Technically, the severance tax is the largest tax revenue source for Wyoming. But does not that mean that we are unusually dependent on this tax? No, it does not. First of all, again: sales and gross receipts taxes are about as important as the severance tax, and they tend to yield a steadier revenue stream than the volatile severance tax. This would actually make sales and receipts taxes more important, since they are more reliable as a revenue stream.
Secondly, if we should disregard severance taxes because of their supposedly dominant role in state revenue, then what do we do with Florida and South Dakota? There, sales and gross receipts taxes provide, respectively, 82.5 and 80 percent of all state revenue. (These numbers are higher than Alaska's 78.3-percent dependency on severance taxes.) In 36 states, sales and gross receipts taxes pay 40 cents or more of every dollar in state tax revenue.
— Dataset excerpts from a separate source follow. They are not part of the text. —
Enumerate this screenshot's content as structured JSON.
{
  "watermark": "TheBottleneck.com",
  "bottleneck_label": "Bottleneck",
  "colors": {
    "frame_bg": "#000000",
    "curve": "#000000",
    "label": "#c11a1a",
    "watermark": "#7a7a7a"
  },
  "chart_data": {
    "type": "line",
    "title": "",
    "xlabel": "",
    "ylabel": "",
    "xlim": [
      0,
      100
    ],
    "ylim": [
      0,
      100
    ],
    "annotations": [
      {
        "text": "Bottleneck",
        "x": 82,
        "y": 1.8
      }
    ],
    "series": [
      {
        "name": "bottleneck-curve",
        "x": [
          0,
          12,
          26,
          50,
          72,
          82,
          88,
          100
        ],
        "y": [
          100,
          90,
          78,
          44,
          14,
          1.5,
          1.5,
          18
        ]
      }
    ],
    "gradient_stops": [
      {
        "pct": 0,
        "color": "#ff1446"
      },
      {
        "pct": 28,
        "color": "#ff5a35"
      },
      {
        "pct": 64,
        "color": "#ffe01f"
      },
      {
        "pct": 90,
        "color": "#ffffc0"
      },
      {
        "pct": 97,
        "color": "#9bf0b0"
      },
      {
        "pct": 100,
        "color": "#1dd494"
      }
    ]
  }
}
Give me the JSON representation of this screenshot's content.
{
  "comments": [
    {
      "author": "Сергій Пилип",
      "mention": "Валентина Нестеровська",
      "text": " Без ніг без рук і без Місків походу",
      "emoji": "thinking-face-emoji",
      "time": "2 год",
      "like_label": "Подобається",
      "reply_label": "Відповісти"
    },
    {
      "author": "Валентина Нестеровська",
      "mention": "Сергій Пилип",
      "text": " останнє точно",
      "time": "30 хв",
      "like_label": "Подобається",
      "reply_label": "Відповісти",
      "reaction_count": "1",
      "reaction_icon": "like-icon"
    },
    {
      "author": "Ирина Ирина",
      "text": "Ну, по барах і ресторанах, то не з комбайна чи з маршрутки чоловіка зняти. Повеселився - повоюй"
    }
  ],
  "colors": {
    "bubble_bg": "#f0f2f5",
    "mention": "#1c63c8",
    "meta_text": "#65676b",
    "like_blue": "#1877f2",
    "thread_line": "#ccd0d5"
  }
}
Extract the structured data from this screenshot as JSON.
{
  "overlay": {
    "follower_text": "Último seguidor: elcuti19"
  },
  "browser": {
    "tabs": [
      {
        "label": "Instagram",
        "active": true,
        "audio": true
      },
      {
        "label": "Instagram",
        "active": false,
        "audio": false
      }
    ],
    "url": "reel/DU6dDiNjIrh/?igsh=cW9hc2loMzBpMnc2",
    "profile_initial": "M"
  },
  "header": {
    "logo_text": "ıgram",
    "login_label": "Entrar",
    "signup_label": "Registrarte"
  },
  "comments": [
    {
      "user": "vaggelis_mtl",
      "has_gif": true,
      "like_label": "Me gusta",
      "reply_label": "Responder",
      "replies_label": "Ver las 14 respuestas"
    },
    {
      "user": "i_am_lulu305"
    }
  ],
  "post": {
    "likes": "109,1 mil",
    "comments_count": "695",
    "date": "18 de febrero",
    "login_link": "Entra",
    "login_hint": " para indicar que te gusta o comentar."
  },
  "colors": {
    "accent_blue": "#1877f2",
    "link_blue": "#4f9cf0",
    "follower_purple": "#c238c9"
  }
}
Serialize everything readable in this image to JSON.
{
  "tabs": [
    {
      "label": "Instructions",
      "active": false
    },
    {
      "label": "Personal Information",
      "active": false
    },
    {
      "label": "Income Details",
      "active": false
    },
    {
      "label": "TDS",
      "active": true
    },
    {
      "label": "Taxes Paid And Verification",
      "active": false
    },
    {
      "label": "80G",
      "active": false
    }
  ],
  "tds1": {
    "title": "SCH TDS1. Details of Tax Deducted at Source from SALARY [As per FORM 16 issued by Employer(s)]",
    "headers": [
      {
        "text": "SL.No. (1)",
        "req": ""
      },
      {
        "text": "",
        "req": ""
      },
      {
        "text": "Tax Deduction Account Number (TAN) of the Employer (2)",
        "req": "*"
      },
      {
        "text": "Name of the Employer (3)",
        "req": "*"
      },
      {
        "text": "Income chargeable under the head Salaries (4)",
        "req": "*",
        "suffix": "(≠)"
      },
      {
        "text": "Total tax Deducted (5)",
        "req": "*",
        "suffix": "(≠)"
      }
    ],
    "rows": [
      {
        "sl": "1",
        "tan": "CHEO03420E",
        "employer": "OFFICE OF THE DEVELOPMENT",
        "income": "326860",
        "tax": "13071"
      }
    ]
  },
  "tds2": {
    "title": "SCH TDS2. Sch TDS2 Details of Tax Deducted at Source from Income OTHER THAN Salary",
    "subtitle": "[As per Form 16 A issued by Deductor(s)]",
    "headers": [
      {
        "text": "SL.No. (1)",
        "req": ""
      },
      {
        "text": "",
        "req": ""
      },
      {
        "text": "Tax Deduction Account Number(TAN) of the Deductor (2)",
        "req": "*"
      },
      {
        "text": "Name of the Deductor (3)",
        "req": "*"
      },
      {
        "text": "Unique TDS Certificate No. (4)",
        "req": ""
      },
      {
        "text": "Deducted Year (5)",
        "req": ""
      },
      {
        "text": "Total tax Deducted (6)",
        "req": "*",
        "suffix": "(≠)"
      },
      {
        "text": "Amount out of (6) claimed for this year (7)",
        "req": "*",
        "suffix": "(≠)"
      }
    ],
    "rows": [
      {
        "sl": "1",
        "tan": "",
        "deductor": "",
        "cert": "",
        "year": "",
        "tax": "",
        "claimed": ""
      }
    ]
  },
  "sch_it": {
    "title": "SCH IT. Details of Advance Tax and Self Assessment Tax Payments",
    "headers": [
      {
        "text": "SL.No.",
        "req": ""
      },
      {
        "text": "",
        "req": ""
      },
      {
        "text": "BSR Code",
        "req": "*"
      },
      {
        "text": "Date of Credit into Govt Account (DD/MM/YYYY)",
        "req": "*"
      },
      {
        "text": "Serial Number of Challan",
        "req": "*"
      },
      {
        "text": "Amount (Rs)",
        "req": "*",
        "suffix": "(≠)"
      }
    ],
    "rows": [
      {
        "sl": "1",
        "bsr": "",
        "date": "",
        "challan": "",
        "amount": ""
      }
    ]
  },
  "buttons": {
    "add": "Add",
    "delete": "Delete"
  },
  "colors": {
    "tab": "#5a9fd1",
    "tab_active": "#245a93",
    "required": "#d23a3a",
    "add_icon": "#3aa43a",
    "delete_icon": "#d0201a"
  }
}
There is more. Eighteen states depend more on the individual income tax than Wyoming does on the severance tax. In five states the individual income tax accounts for more than half of all state tax revenue: Oregon (68.3 percent), Virginia (56.8), New York (54.6), Massachusetts (53.9) and California (50.2).
There is a third reason for not excluding severance taxes when looking at the Wyoming tax burden. How do you explain all the government spending that comes out the other end of the state budget?